となりに座らないで!~優しいバレンタイン~
 身支度を整え、リビングへ向かう。

 『今朝はもう起きているから心配ない』

 広瀬さんの声だ。誰かと電話しているらしい。こんな朝早くから誰だろうか? 起きている報告なんて、よほど親しい間柄の気がする。
 あれ? 胸がチクンと痛い。 


 スラックスに履き替え、ワイシャツのボタンを締めながらバスルームへと向う広瀬さんとすれ違う。その、さりげない仕草も、正直言ってカッコいい。
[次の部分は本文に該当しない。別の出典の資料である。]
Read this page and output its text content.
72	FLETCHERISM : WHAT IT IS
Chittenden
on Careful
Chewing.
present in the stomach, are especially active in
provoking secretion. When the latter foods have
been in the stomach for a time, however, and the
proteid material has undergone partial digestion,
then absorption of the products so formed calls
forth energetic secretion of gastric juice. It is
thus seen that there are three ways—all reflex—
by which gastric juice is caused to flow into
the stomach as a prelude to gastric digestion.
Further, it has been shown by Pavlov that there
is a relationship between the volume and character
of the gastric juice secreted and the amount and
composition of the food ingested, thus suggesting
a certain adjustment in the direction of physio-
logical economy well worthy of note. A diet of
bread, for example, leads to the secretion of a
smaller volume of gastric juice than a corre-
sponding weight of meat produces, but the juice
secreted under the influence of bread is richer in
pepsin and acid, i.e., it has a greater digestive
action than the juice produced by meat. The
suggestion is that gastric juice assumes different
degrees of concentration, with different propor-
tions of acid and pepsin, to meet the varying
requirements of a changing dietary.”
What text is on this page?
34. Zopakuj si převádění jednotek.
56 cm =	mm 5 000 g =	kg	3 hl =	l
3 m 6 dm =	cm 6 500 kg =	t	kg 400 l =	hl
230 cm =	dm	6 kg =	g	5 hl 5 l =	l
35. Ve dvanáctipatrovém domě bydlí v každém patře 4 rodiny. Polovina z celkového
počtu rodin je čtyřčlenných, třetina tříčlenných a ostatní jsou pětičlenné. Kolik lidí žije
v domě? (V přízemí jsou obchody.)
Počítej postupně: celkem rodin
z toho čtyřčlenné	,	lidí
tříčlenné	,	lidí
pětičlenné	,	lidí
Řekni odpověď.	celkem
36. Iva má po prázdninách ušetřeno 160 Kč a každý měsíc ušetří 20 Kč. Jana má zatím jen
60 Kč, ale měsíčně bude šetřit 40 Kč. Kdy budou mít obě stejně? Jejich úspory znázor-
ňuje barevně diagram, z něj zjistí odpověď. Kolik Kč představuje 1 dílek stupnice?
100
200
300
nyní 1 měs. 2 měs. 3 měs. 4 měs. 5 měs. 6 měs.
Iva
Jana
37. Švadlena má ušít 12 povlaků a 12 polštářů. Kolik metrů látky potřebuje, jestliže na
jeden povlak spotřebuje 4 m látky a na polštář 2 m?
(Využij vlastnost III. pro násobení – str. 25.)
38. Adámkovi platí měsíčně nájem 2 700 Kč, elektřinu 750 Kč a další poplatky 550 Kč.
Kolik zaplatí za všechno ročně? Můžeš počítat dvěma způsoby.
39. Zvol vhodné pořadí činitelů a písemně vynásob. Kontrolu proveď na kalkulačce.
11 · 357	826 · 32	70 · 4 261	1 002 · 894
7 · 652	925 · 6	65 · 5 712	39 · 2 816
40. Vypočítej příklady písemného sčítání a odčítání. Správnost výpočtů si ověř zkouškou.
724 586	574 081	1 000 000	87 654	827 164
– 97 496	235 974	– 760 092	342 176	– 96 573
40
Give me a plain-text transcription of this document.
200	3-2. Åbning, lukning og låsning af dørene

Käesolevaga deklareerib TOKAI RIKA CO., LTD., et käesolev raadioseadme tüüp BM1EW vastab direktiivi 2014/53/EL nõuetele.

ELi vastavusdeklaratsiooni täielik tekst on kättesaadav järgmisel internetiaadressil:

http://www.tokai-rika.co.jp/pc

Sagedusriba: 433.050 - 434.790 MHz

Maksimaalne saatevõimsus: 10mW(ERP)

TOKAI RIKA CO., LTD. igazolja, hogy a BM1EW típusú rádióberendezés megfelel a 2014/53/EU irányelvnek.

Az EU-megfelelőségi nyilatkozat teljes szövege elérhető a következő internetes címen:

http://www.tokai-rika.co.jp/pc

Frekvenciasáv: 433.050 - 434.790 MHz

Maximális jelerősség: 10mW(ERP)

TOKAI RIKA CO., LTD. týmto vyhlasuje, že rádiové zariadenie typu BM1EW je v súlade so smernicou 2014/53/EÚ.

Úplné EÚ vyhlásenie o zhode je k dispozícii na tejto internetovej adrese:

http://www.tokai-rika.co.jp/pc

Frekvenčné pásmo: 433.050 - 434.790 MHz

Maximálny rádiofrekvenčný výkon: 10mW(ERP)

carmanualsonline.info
 朝食の用意でもとキッチンに入るが、コーヒーメーカー以外何もない……


 バスルームから戻った広瀬さんの手には、クリーニングの袋がぶら下がっている。ワイシャツならともかく、部屋着のジャージまでがチラリと袋の隙間から見えた。



「あの…… 全部クリーニングに出すんですか?」


「ああ、俺は一切家事はやらん」


「じゃあ、部屋の掃除は?」

「ハウスキーパーがやっている」



「食事は?」

「コーヒーは入れる。朝食は時間があれば、下のラウンジで済ませる。夕食は外食がほとんどだ。家で食べた事はあったかな?」


 ほぉーー。

 あまりに非現実的な世界に、ため息しかもれない。


「時間もあるし、ラウンジで朝食済ませるか?」


「い、いいえ私は…… 途中のファストフードで済ませるので……」

「そおか? じゃあ俺も行く」


「ヒェー それは…… 朝から一緒じゃ、誰かに見られたら……」

「何でだよ? 嫌なのかよ?」

 広瀬さんが、じろっと私を睨む。


「そうじゃないですけど、ご迷惑おかけするわけにはいないです!」


「あほか! 迷惑ならはじめからここへは連れてこない。さあ、行くぞ!」

 広瀬さんの手が伸びてきて頬に触れたかと思うと、チュッと軽くキスをされた。


 ええー!!
 固まっている私の手を引いて、広瀬さんは玄関の扉を開けた。


 エレベーターを降りると、昨夜のコンシュルジュが笑顔で頭を下げた。
 「おはようございます。いってらっしゃいませ」

 私は、自分でもわかる真っ赤な顔で、「おはようございます」と、小さく返した。


 「この、ラウンジはマンションの住民なら、いつでも自由に使えるからな。」

 「はあ…… お高いんでしょうね」

 高級そうなラウンジに目をやたると、ぼそっと漏れてしまった。


「ああ…… 朝食は家賃込みだ。だが、たいしたものはないがな……」

 エントランスへ向かう広瀬さんの手を引き戻した。


「ラウンジで食べましょう!」

 家賃込みなのに食べないなって、もったいない!


「なんだよ……」
 
 あきれたように見ている広瀬さんの手を引っ張ってラウンジに入った。